The edge in her voice is obvious, but Drew does not acknowledge it. They didn’t used to be like this. They used to address the emotional undercurrents of their interactions, call each other out on their occasional sharp tone, and rehash the turns their conversations had taken, pinpointing the places where they had misunderstood each other or hurt each other’s feelings. They used to talk. Vanessa knows she has pushed them to this point. But he started it.
“Just assure Kate that every once in a while, even in the midst of being a mother, you get a free pass to go away for a long weekend with your best friends and be young again,” Drew says. “Everyone gets a break.”
These are the things she loves about Drew: he has a habit of circling Vanessa’s wrist with his fingers and pulling her toward him to kiss her shoulder when she walks by; he bought an expensive camera the month before their daughter was born and has taken, literally, thousands of surprisingly wonderful photographs of their daughter; he gestures like an Italian when he speaks; he admires strength and beauty, and this makes Vanessa feel strong and beautiful; he has impeccable manners, not the least of which is always refilling everyone else’s wineglass before his own; he washes his hands the moment he walks through the door at night because he has an intense fear of bringing germs into their home; he is so handsome that women’s eyes are drawn to him when he strides down the street; he loves to travel; he speaks as easily and genuinely with cab drivers as he does with their elderly neighbor, her father, his fraternity brothers from Columbia, and the president of his network; he is himself in every environment, a feat that indicates a bottomless pool of confidence and is deeply, irresistibly sexy. All things considered, it is a long list. But there are times when Vanessa also hates some of these things.
She wants to tell Drew that there is no such thing as a break when you are a mother. And if she needs a break from anything, it’s not motherhood
, it’s them, but the shards of their relationship are lodged so deep that she carries them everywhere. She wants to tell him that she hears Lenora on the phone with them, her breath on the line like the phantom roar of the ocean in a conch shell. But they’ve rehashed this all so many times. What more can he do? He’s told her he loves her. He’s told her the “indiscretion” was a mistake. He’s told Vanessa that he believes in their marriage and he wants to be with her. It’s Vanessa’s turn now, but she doesn’t know what to say. She thinks of Colin, of Jeremy, of all of the paths her life could have taken but didn’t. It used to be so easy for her to walk away. Vanessa can’t believe she has grown up to be a wife whose husband kissed another woman, a mother who does not know what she wants.

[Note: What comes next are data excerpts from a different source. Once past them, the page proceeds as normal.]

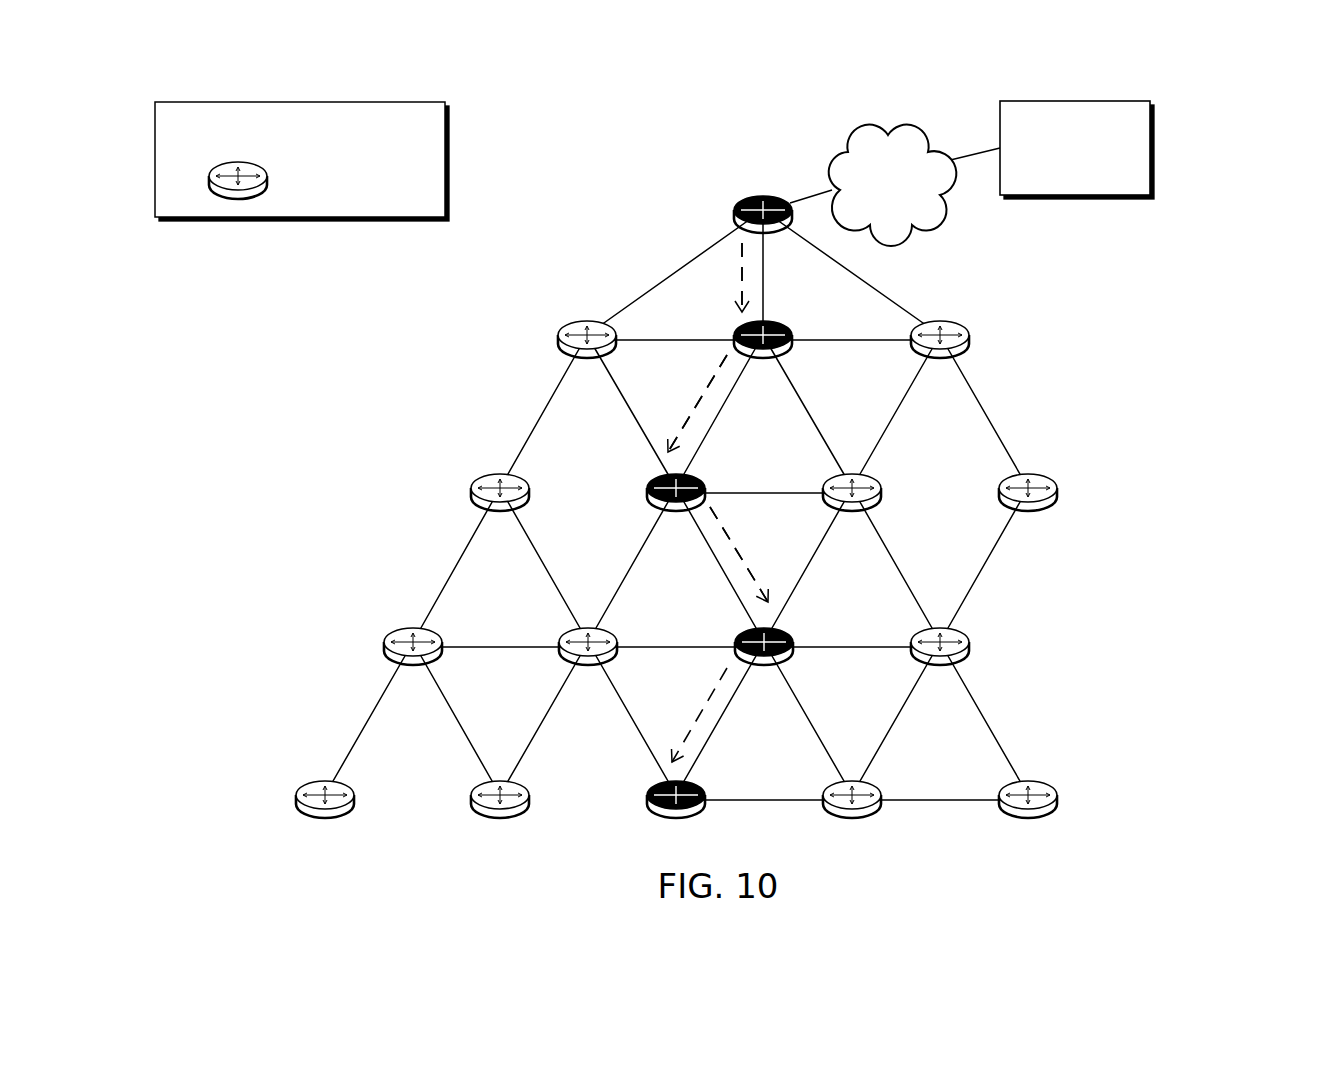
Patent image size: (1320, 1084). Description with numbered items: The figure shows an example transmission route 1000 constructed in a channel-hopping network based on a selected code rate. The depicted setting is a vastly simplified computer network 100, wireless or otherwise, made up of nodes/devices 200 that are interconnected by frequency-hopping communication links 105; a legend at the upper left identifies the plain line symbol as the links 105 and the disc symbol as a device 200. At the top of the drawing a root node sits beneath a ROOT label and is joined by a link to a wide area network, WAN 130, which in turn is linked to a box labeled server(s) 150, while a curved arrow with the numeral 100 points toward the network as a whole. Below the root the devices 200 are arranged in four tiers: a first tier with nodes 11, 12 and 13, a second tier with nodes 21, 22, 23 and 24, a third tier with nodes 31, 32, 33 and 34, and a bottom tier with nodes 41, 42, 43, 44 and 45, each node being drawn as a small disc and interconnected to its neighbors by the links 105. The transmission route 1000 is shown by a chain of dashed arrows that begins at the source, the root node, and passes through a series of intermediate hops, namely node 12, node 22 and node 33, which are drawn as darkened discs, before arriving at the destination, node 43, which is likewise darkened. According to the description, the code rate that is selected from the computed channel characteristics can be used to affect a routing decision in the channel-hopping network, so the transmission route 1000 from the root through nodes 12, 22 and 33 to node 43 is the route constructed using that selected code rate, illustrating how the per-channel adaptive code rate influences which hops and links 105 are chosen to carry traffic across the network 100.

The computer network 100 is at (1186, 157).
The frequency-hopping communication links 105 is at (210, 131).
The WAN 130 is at (871, 203).
The server(s) 150 is at (1059, 172).
The nodes/devices 200 is at (308, 180).
The transmission route 1000 is at (713, 382).
The node 11 is at (587, 359).
The device 12 is at (763, 359).
The device 13 is at (940, 359).
The device 21 is at (500, 511).
The node 22 is at (676, 511).
The device 23 is at (852, 511).
The device 24 is at (1028, 511).
The device 31 is at (413, 665).
The device 32 is at (588, 665).
The node 33 is at (764, 665).
The device 34 is at (940, 665).
The device 41 is at (325, 817).
The device 42 is at (500, 817).
The node 43 is at (676, 817).
The node 44 is at (852, 817).
The device 45 is at (1028, 817).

When she finally gets out of bed, Vanessa finds a note from Kate on the counter telling her to meet them at the beach, and to remember to shut the screen door behind her when she leaves. She loads the coffee filter and then sits on the kitchen floor and pets Gracie while she waits for the coffee to brew. The breeze off the ocean is warm and she tries to enjoy these moments of dripping coffee and the sweet rise and fall of Gracie’s belly as she breathes, but she has never been a person who handles waiting well. When a few ounces of coffee have filled the pot, she pours them over ice in a glass, sits back on the floor, and drinks. Once the pot fills again, she adds more ice to her glass and refills it. This time, she adds two heaping spoonfuls of sugar. What the hell, she thinks. I’m on vacation. She takes the coffee downstairs and gulps it while she puts on her bikini and a gauzy olive-green tunic. She looks around the room for ten minutes before remembering that her sandals are in the living room. This leisurely pace and the quiet house make her miss the constant company of Lucy and at the same time luxuriate in being alone.